Bath shook his body like a dog shaking off water, his dragon form moving violently away from the spineleaf barrier and ripping massive tears along its surface. His wings stirred up a gale that buffeted the sheared threads of barrier inward. Without turning back to his human form, he gave Lisa a knowing look and set off toward the Arc, wings pumping him into the red-tinged clouds.
Was that intentional!? she gasped, the flapping of his wings flinging her down along with the webbing. She grunted, then forced herself around, combusting the air beneath her feet and spiraling upward with magnetic sense to increase her acceleration.
Several miles from the city, Bath was still ahead of her; more than that, he was flaunting his lead, doing twirls and loops in the air. Lisa gritted her teeth in pursuit, determined to catch up.
As she pulled into a loop of her own, she noticed that there was a far-off contingent of twenty-two human sapients bounding along behind. She smiled to herself at their futile attempt at following the Church and Dragon: running along the ground, even though they were on wolves, would never be enough to keep pace.
Sure enough, in less than a minute, the wolf-riders were out of sight. Now that Lisa and Bath were truly alone in the desert, Bath began to slow down, allowing Lisa to catch up. Damn it, she thought, frustrated with her inability to make up the initial distance between her and Bath through her own ability.

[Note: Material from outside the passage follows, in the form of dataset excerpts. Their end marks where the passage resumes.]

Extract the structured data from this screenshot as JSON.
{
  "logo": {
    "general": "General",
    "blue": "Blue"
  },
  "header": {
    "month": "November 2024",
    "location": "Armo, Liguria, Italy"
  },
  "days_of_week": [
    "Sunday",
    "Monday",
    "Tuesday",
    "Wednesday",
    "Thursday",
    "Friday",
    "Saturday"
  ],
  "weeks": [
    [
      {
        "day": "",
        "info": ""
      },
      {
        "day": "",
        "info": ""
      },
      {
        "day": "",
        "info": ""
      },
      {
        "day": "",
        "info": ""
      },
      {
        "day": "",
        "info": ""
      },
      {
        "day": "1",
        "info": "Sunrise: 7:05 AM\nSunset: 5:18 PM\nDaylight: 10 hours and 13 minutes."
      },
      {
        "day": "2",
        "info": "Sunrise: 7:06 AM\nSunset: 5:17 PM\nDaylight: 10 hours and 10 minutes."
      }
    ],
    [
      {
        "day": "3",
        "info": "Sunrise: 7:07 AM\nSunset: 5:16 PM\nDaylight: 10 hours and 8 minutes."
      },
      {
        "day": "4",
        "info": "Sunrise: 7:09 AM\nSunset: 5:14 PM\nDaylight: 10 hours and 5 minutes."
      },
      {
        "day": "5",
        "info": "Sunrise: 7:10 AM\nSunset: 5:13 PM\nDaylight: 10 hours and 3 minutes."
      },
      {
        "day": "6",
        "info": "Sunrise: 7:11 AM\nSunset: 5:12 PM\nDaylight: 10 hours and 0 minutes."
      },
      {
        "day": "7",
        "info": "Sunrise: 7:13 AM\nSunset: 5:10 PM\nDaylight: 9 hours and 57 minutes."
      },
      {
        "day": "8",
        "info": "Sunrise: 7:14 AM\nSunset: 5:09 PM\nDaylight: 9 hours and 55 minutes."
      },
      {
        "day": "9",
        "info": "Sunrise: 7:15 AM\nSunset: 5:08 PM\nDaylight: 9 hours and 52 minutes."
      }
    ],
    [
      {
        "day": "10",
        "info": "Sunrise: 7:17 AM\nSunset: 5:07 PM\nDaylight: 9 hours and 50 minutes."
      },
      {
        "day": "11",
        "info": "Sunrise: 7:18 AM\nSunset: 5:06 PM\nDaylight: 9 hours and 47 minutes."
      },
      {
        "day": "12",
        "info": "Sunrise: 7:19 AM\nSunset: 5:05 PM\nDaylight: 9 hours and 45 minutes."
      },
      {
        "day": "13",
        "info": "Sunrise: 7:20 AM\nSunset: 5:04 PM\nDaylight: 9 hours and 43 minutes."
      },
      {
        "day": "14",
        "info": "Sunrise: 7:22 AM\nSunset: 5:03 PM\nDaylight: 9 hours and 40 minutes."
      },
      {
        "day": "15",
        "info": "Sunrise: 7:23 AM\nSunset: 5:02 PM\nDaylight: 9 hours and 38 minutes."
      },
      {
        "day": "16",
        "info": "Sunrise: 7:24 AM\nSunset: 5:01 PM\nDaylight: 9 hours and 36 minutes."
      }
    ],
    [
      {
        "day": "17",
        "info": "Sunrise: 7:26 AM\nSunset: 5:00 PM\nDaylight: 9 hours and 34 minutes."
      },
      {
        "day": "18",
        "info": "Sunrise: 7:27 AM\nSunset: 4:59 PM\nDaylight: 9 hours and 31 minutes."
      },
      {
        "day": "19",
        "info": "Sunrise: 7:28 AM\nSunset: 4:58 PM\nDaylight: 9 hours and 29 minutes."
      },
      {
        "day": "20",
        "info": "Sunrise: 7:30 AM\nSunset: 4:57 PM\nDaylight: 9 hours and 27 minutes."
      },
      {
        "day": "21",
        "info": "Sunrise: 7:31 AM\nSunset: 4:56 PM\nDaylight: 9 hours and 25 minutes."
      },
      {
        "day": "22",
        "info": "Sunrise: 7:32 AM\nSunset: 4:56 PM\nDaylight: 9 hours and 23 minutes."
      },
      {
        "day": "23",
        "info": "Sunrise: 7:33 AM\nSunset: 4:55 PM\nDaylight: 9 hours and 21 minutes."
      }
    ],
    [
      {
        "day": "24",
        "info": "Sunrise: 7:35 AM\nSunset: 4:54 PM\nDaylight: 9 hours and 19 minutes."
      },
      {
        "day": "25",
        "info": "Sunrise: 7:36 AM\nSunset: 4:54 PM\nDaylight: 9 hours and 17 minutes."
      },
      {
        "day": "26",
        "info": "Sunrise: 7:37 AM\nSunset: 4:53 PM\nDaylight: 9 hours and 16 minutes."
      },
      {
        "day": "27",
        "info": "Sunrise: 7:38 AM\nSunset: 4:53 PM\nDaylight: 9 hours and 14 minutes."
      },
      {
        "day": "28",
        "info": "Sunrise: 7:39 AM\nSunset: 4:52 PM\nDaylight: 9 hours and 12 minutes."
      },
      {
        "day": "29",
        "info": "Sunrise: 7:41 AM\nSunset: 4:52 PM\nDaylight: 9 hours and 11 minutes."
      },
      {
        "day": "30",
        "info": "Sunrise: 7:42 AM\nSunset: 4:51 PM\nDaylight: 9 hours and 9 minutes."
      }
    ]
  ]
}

My own ability? she thought dejectedly, mashing her mouth into a line. If anything, it'd be me catching up to Bath using his ability. She could only fly because of his boons. Even our next plan is mostly just in response to AI Ninety-Seven disregarding me as a nobody "fringespawn."

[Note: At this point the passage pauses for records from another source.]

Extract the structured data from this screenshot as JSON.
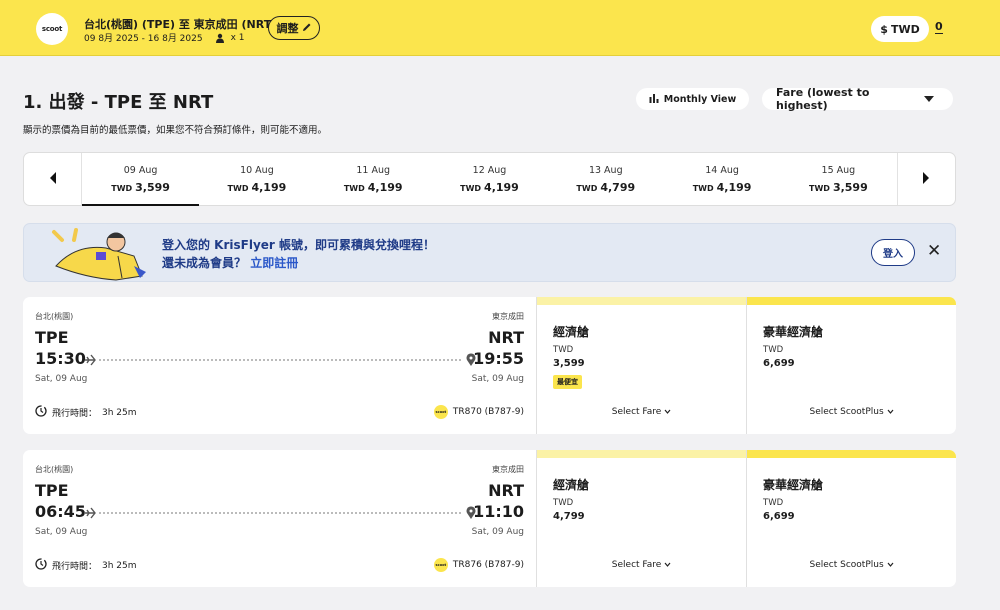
{
  "header": {
    "logo_text": "scoot",
    "route": "台北(桃園) (TPE) 至 東京成田 (NRT)",
    "dates": "09 8月 2025 - 16 8月 2025",
    "passengers": "x 1",
    "adjust_label": "調整",
    "currency_label": "TWD",
    "currency_symbol": "$",
    "cart_count": "0"
  },
  "page": {
    "title": "1. 出發 - TPE 至 NRT",
    "subtitle": "顯示的票價為目前的最低票價，如果您不符合預訂條件，則可能不適用。",
    "monthly_view_label": "Monthly View",
    "sort_label": "Fare (lowest to highest)"
  },
  "date_strip": {
    "currency": "TWD",
    "days": [
      {
        "date": "09 Aug",
        "price": "3,599",
        "selected": true
      },
      {
        "date": "10 Aug",
        "price": "4,199"
      },
      {
        "date": "11 Aug",
        "price": "4,199"
      },
      {
        "date": "12 Aug",
        "price": "4,199"
      },
      {
        "date": "13 Aug",
        "price": "4,799"
      },
      {
        "date": "14 Aug",
        "price": "4,199"
      },
      {
        "date": "15 Aug",
        "price": "3,599"
      }
    ]
  },
  "krisflyer": {
    "line1": "登入您的 KrisFlyer 帳號，即可累積與兌換哩程！",
    "line2_prefix": "還未成為會員？",
    "line2_link": "立即註冊",
    "login_label": "登入",
    "close_label": "✕"
  },
  "flights": [
    {
      "origin_city": "台北(桃園)",
      "dest_city": "東京成田",
      "origin_code": "TPE",
      "dest_code": "NRT",
      "depart_time": "15:30",
      "arrive_time": "19:55",
      "depart_date": "Sat, 09 Aug",
      "arrive_date": "Sat, 09 Aug",
      "duration_label": "飛行時間：",
      "duration": "3h 25m",
      "flight_no": "TR870 (B787-9)",
      "economy": {
        "name": "經濟艙",
        "currency": "TWD",
        "price": "3,599",
        "badge": "最便宜",
        "select_label": "Select Fare"
      },
      "plus": {
        "name": "豪華經濟艙",
        "currency": "TWD",
        "price": "6,699",
        "select_label": "Select ScootPlus"
      }
    },
    {
      "origin_city": "台北(桃園)",
      "dest_city": "東京成田",
      "origin_code": "TPE",
      "dest_code": "NRT",
      "depart_time": "06:45",
      "arrive_time": "11:10",
      "depart_date": "Sat, 09 Aug",
      "arrive_date": "Sat, 09 Aug",
      "duration_label": "飛行時間：",
      "duration": "3h 25m",
      "flight_no": "TR876 (B787-9)",
      "economy": {
        "name": "經濟艙",
        "currency": "TWD",
        "price": "4,799",
        "select_label": "Select Fare"
      },
      "plus": {
        "name": "豪華經濟艙",
        "currency": "TWD",
        "price": "6,699",
        "select_label": "Select ScootPlus"
      }
    }
  ],
  "colors": {
    "brand_yellow": "#fbe54d",
    "krisflyer_blue": "#1f3b87"
  }
}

Lisa sighed. I need to stop worrying about my insecurities, she noted. That's certainly not going to help anything. But knowing to stop focusing on her insecurities--namely, that she wasn't worthy enough to deserve the position of COTD's Church--was different from actually refraining from thinking about them.
After catching up with Bath, she flew onto his backside and lounged about on his massive head.
"Bath," she called out, elevating her voice to ensure Bath could hear it against the wind of their passage, "do you think our plan is childish?"
"Why?" he asked, using a small disembodied mouth to direct the question next to her ear. Now that she had Bath's attention, Lisa knew that she could speak in a normal voice: he would listen to her remotely, rather than by relying on his dragon ears.
"I'm not sure if we should do it."
"It's childish, but I don't mind," he replied.
Lisa licked her gum line. "I feel like...we should be better than childish antics." She shook her head. "Anyways, we'd just be pranking a robot: Why bother?"
Bath sighed, the sound echoing out in the air like a howling wind. "Fine; we don't have to do it."
Lisa opened her mouth as though to speak, but closed it a second later. She waited a minute before reopening the subject. "Bath?" she bellowed, recapturing his attention.
"Hmm?"
She smiled sheepishly. "I still kinda want to do it."
Bath manifest an avatar of himself next to Lisa. The avatar had a wide grin on its face, its hair blowing about chaotically in the wind as it leaned on its elbows. "Me too."
Lisa's eyes crinkled with hilarity. "Good."
Lisa expected the avatar to disappear, but Bath's human self lay next to her for the entirety of the journey. His presence made her feel as though the two of them were riding atop a massive dragon together...instead of the reality, that Lisa was riding atop Bath by herself.